Keeping Up with Research and Current Events: Using Email Alerts
Be among the first to read about new developments in your field. Automatically track citations of your own research. Stay current on everything from the early salvos of the 2008 presidential campaign to the latest events in Afghanistan. Email alerts offer a convenient way for you to accomplish these tasks on a daily basis. You can set up alerts on Google and on several of the databases accessible through Washington University Libraries.
Alerts from the Web
The Google Alerts service sends updated search results from the web, including current news stories, blogs, and Google Groups; selecting the "Comprehensive" option will provide updates from all four. You can set up the service to send results to your email account once a day, once a week, or as soon as new information is discovered.
How to Set Up Google Alerts
- Go to the Google Alerts page
- Type in search terms
- Select what you want to search and how often
- Type your email address
- Watch for a confirmation email that will verify your address
If you have a gmail account, you can eliminate the last step and manage all of your alerts from one window. Gmail accounts are available at http://gmail.google.com.
Three Examples
- To get links to stories about asteroids as they appear in the popular news media
- Search terms: asteroid
- Type: News
- How often: as-it-happens
- Your email: astrophysicist@wustl.edu
- To get links to blog posts that mention presidential candidate Dennis Kucinich
- Search terms:“Dennis Kucinich”
- Type: Blogs
- How often: once a week
- Your email: DKblogstudy@hotmail.com
- To get links to mentions of your name on the web, news, blogs, and Google Groups (a.k.a. “ego search”)
- Search terms: “Joy Weese Moll”
- Type: Comprehensive
- How often: once a day
- Your email: If you are logged on to a gmail account, the alerts are automatically sent there
Alerts from Databases
Email alerts from databases of professional and academic literature provide a great way to keep current in your field. With these alerts, you will be notified whenever a topic or article of interest has been cited in a new article.

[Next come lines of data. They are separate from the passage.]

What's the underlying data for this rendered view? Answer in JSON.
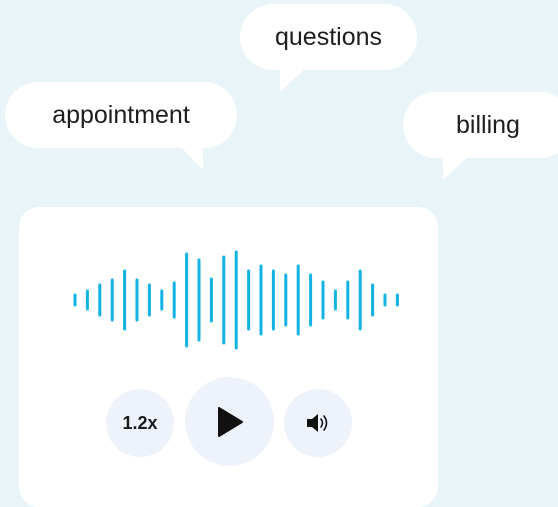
{
  "bubbles": {
    "appointment": "appointment",
    "questions": "questions",
    "billing": "billing"
  },
  "player": {
    "speed_label": "1.2x",
    "play_icon": "play-icon",
    "volume_icon": "volume-icon",
    "waveform_icon": "audio-waveform",
    "accent_color": "#13b3e6",
    "control_bg": "#eef2fa"
  },
  "colors": {
    "background": "#e9f4f8",
    "card": "#ffffff",
    "text": "#1e1e1e"
  }
}
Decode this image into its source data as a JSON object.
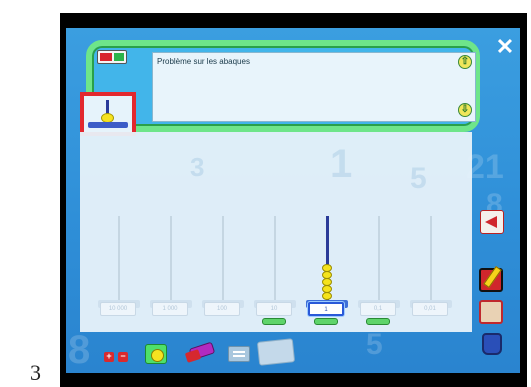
{
  "figure": {
    "number": "3"
  },
  "problem": {
    "text": "Problème sur les abaques"
  },
  "abacus": {
    "columns": [
      {
        "label": "10 000",
        "beads": 0,
        "active": false
      },
      {
        "label": "1 000",
        "beads": 0,
        "active": false
      },
      {
        "label": "100",
        "beads": 0,
        "active": false
      },
      {
        "label": "10",
        "beads": 0,
        "active": false
      },
      {
        "label": "1",
        "beads": 5,
        "active": true
      },
      {
        "label": "0,1",
        "beads": 0,
        "active": false
      },
      {
        "label": "0,01",
        "beads": 0,
        "active": false
      }
    ]
  },
  "colors": {
    "background": "#2f8fd8",
    "panel_border": "#6ee58a",
    "selected_border": "#e2282e",
    "bead": "#f5e31c",
    "rod_active": "#2a3b98"
  },
  "icons": {
    "close": "close-icon",
    "scroll_up": "arrow-up-icon",
    "scroll_down": "arrow-down-icon",
    "megaphone": "megaphone-icon",
    "notebook": "notebook-pencil-icon",
    "map": "map-book-icon",
    "trash": "trash-icon",
    "plus": "plus-icon",
    "minus": "minus-icon",
    "bead": "bead-icon",
    "eraser": "eraser-icon",
    "list": "list-icon",
    "card": "card-icon"
  },
  "glyphs": {
    "close": "✕",
    "up": "⇧",
    "down": "⇩",
    "plus": "+",
    "minus": "−"
  }
}
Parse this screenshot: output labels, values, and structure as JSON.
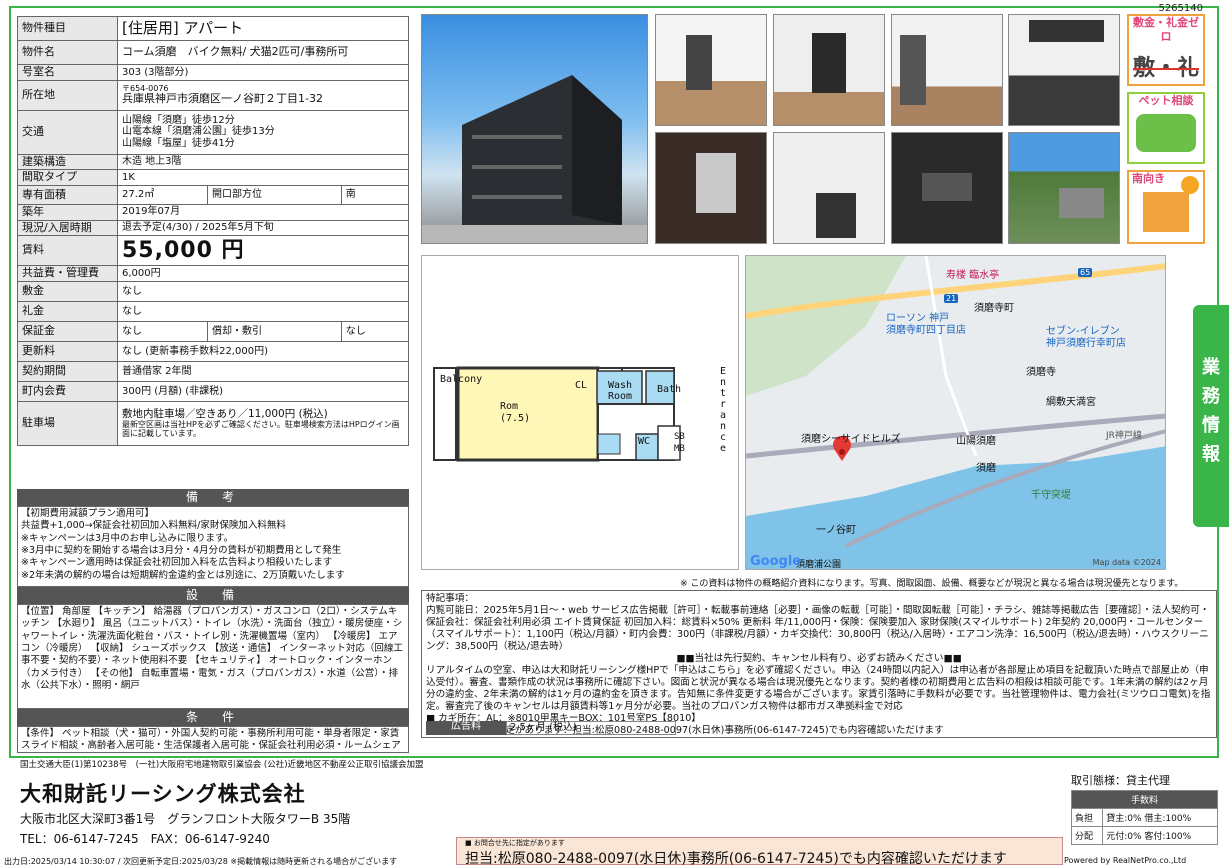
{
  "code": "5265140",
  "spec": {
    "type_label": "物件種目",
    "type_value": "[住居用] アパート",
    "name_label": "物件名",
    "name_value": "コーム須磨　バイク無料/ 犬猫2匹可/事務所可",
    "room_label": "号室名",
    "room_value": "303 (3階部分)",
    "addr_label": "所在地",
    "addr_zip": "〒654-0076",
    "addr_value": "兵庫県神戸市須磨区一ノ谷町２丁目1-32",
    "transit_label": "交通",
    "transit_1": "山陽線「須磨」徒歩12分",
    "transit_2": "山電本線「須磨浦公園」徒歩13分",
    "transit_3": "山陽線「塩屋」徒歩41分",
    "struct_label": "建築構造",
    "struct_value": "木造 地上3階",
    "layout_label": "間取タイプ",
    "layout_value": "1K",
    "area_label": "専有面積",
    "area_value": "27.2㎡",
    "dir_label": "開口部方位",
    "dir_value": "南",
    "built_label": "築年",
    "built_value": "2019年07月",
    "status_label": "現況/入居時期",
    "status_value": "退去予定(4/30) / 2025年5月下旬",
    "rent_label": "賃料",
    "rent_value": "55,000 円",
    "mgmt_label": "共益費・管理費",
    "mgmt_value": "6,000円",
    "shiki_label": "敷金",
    "shiki_value": "なし",
    "rei_label": "礼金",
    "rei_value": "なし",
    "hosho_label": "保証金",
    "hosho_value": "なし",
    "shokyaku_label": "償却・敷引",
    "shokyaku_value": "なし",
    "renew_label": "更新料",
    "renew_value": "なし (更新事務手数料22,000円)",
    "contract_label": "契約期間",
    "contract_value": "普通借家 2年間",
    "town_label": "町内会費",
    "town_value": "300円 (月額) (非課税)",
    "parking_label": "駐車場",
    "parking_value": "敷地内駐車場／空きあり／11,000円 (税込)",
    "parking_note": "最新空区画は当社HPを必ずご確認ください。駐車場検索方法はHPログイン画面に記載しています。"
  },
  "remarks": {
    "title": "備　考",
    "lines": [
      "【初期費用減額プラン適用可】",
      "共益費+1,000→保証会社初回加入料無料/家財保険加入料無料",
      "※キャンペーンは3月中のお申し込みに限ります。",
      "※3月中に契約を開始する場合は3月分・4月分の賃料が初期費用として発生",
      "※キャンペーン適用時は保証会社初回加入料を広告料より相殺いたします",
      "※2年未満の解約の場合は短期解約金違約金とは別途に、2万頂戴いたします"
    ]
  },
  "equip": {
    "title": "設　備",
    "text": "【位置】 角部屋 【キッチン】 給湯器（プロパンガス）・ガスコンロ（2口）・システムキッチン 【水廻り】 風呂（ユニットバス）・トイレ（水洗）・洗面台（独立）・暖房便座・シャワートイレ・洗濯洗面化粧台・バス・トイレ別・洗濯機置場（室内） 【冷暖房】 エアコン（冷暖房） 【収納】 シューズボックス 【放送・通信】 インターネット対応（回線工事不要・契約不要）・ネット使用料不要 【セキュリティ】 オートロック・インターホン（カメラ付き） 【その他】 自転車置場・電気・ガス（プロパンガス）・水道（公営）・排水（公共下水）・照明・網戸"
  },
  "cond": {
    "title": "条　件",
    "text": "【条件】 ペット相談（犬・猫可）・外国人契約可能・事務所利用可能・単身者限定・家賃スライド相談・高齢者入居可能・生活保護者入居可能・保証会社利用必須・ルームシェア可・楽器相談"
  },
  "badges": {
    "zero": "敷金・礼金ゼロ",
    "zero_sub": "敷・礼",
    "pet": "ペット相談",
    "south": "南向き"
  },
  "floor": {
    "balcony": "Balcony",
    "room": "Rom",
    "room_size": "(7.5)",
    "cl": "CL",
    "wash": "Wash",
    "wash2": "Room",
    "bath": "Bath",
    "wc": "WC",
    "sb": "SB",
    "mb": "MB",
    "entrance": "Entrance"
  },
  "map": {
    "l1": "寿楼 臨水亭",
    "l2": "須磨寺町",
    "l3": "ローソン 神戸",
    "l3b": "須磨寺町四丁目店",
    "l4": "セブン-イレブン",
    "l4b": "神戸須磨行幸町店",
    "l5": "須磨寺",
    "l6": "綱敷天満宮",
    "l7": "須磨シーサイドヒルズ",
    "l8": "山陽須磨",
    "l9": "須磨",
    "l10": "千守突堤",
    "l11": "一ノ谷町",
    "l12": "JR神戸線",
    "l13": "須磨浦公園",
    "google": "Google",
    "copy": "Map data ©2024",
    "r21": "21",
    "r65": "65"
  },
  "vtab": [
    "業",
    "務",
    "情",
    "報"
  ],
  "caution": "※ この資料は物件の概略紹介資料になります。写真、間取図面、設備、概要などが現況と異なる場合は現況優先となります。",
  "notes": {
    "title": "特記事項：",
    "lines": [
      "内覧可能日：2025年5月1日〜・web サービス広告掲載［許可］・転載事前連絡［必要］・画像の転載［可能］・間取図転載［可能］・チラシ、雑誌等掲載広告［要確認］・法人契約可・保証会社：保証会社利用必須 エイト賃貸保証 初回加入料：総賃料×50% 更新料 年/11,000円・保険：保険要加入 家財保険(スマイルサポート) 2年契約 20,000円・コールセンター（スマイルサポート）：1,100円（税込/月額）・町内会費：300円（非課税/月額）・カギ交換代：30,800円（税込/入居時）・エアコン洗浄：16,500円（税込/退去時）・ハウスクリーニング：38,500円（税込/退去時）",
      "■■当社は先行契約、キャンセル料有り、必ずお読みください■■",
      "リアルタイムの空室、申込は大和財託リーシング様HPで「申込はこちら」を必ず確認ください。申込（24時間以内記入）は申込者が各部屋止め項目を記載頂いた時点で部屋止め（申込受付）。審査、書類作成の状況は事務所に確認下さい。図面と状況が異なる場合は現況優先となります。契約者様の初期費用と広告料の相殺は相談可能です。1年未満の解約は2ヶ月分の違約金、2年未満の解約は1ヶ月の違約金を頂きます。告知無に条件変更する場合がございます。家賃引落時に手数料が必要です。当社管理物件は、電力会社(ミツウロコ電気)を指定。審査完了後のキャンセルは月額賃料等1ヶ月分が必要。当社のプロパンガス物件は都市ガス準拠料金で対応",
      "■ カギ所在：AL：※8010甲黒キーBOX：101号室PS【8010】",
      "■ お問合せ先に指定があります：担当:松原080-2488-0097(水日休)事務所(06-6147-7245)でも内容確認いただけます"
    ],
    "ad_label": "広告料",
    "ad_value": "2.5ヶ月 (税込)"
  },
  "company": {
    "license": "国土交通大臣(1)第10238号　(一社)大阪府宅地建物取引業協会 (公社)近畿地区不動産公正取引協議会加盟",
    "name": "大和財託リーシング株式会社",
    "address": "大阪市北区大深町3番1号　グランフロント大阪タワーB 35階",
    "tel": "TEL：06-6147-7245　FAX：06-6147-9240"
  },
  "torihiki": {
    "title": "取引態様：貸主代理",
    "fee_title": "手数料",
    "r1l": "負担",
    "r1v": "貸主:0% 借主:100%",
    "r2l": "分配",
    "r2v": "元付:0% 客付:100%"
  },
  "contact": {
    "small": "■ お問合せ先に指定があります",
    "big": "担当:松原080-2488-0097(水日休)事務所(06-6147-7245)でも内容確認いただけます"
  },
  "footer": {
    "left": "出力日:2025/03/14 10:30:07 / 次回更新予定日:2025/03/28 ※掲載情報は随時更新される場合がございます",
    "right": "Powered by RealNetPro.co.,Ltd"
  }
}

Two of the databases that provide email alert services are Education Full Text and Web of Knowledge .
How to Set Up an Email Alert in Education Full Text
- Go to library’s Education Full Text page .
- Click on “Connect to Database.”
- Do a basic or advanced search of the database on the search terms of your choosing.
- Click on “Create Alerts,” which is the blue button at the bottom of the left menu.
- Your search will be listed with a link labeled: “Create Alert for this Search.”
- Click on the link, and fill out the form.
- Watch for a confirmation email that will verify your address.
Example
To get weekly links, for a year, to new articles appearing in the education literature on blogs
- Do a search on the word “blog.”
- Click on “Create Alerts.”
- Click on “Create Alert for this Search” to get the alert form:
- E-mail Address: jmoll@wustl.edu
- Re-enter E-mail Address: jmoll@wustl.edu
- Schedule: Select “Weekly” from the drop-down list.
- Stop after: Select “One Year” from the drop-down list.
- E-mail Subject: Education Full Text sightings of “blog”
- Click on the “Save Alert” button to activate the alert.
How to Set Up Web of Knowledge/Web of Science Email Alerts
- Register for alerts: the registration form is on the right-side menu on the Web of Knowledge portal.
- Enter email address and password to register.
- Create a citation alert for any article or book of interest by clicking on the “Create Citation Alert” button while viewing that citation.
Example
To get notifications of new articles citing “Economic-Performance Through Time” in American Economic Review by Douglass C. North
- Do a general search in the Web of Science database for author (north d*) and source title (American Economic Review).
- Select the desired article to bring up the full record.
- Click on “Create Citation Alert” on the right-side menu.
- Enter email address and password.
More Alerts, More Ways
To find more databases that offer alerts, see the Washington University Libraries alerts page ( http://library.wustl.edu/research/alerts.html ). This page also lists alerts available via RSS, an alternative to a cluttered email inbox. A future ITeach newsletter will detail a method for setting up an RSS reader for the purpose of receiving database alerts. For more information, please contact Joy Weese Moll, Reference/Web Services Librarian at jmoll@wustl.edu or 935-7466.
Note: If you are planning to set up numerous email alerts, consider setting up a separate email account for this purpose, so that work and personal email messages do not get lost among alerts, and vice versa.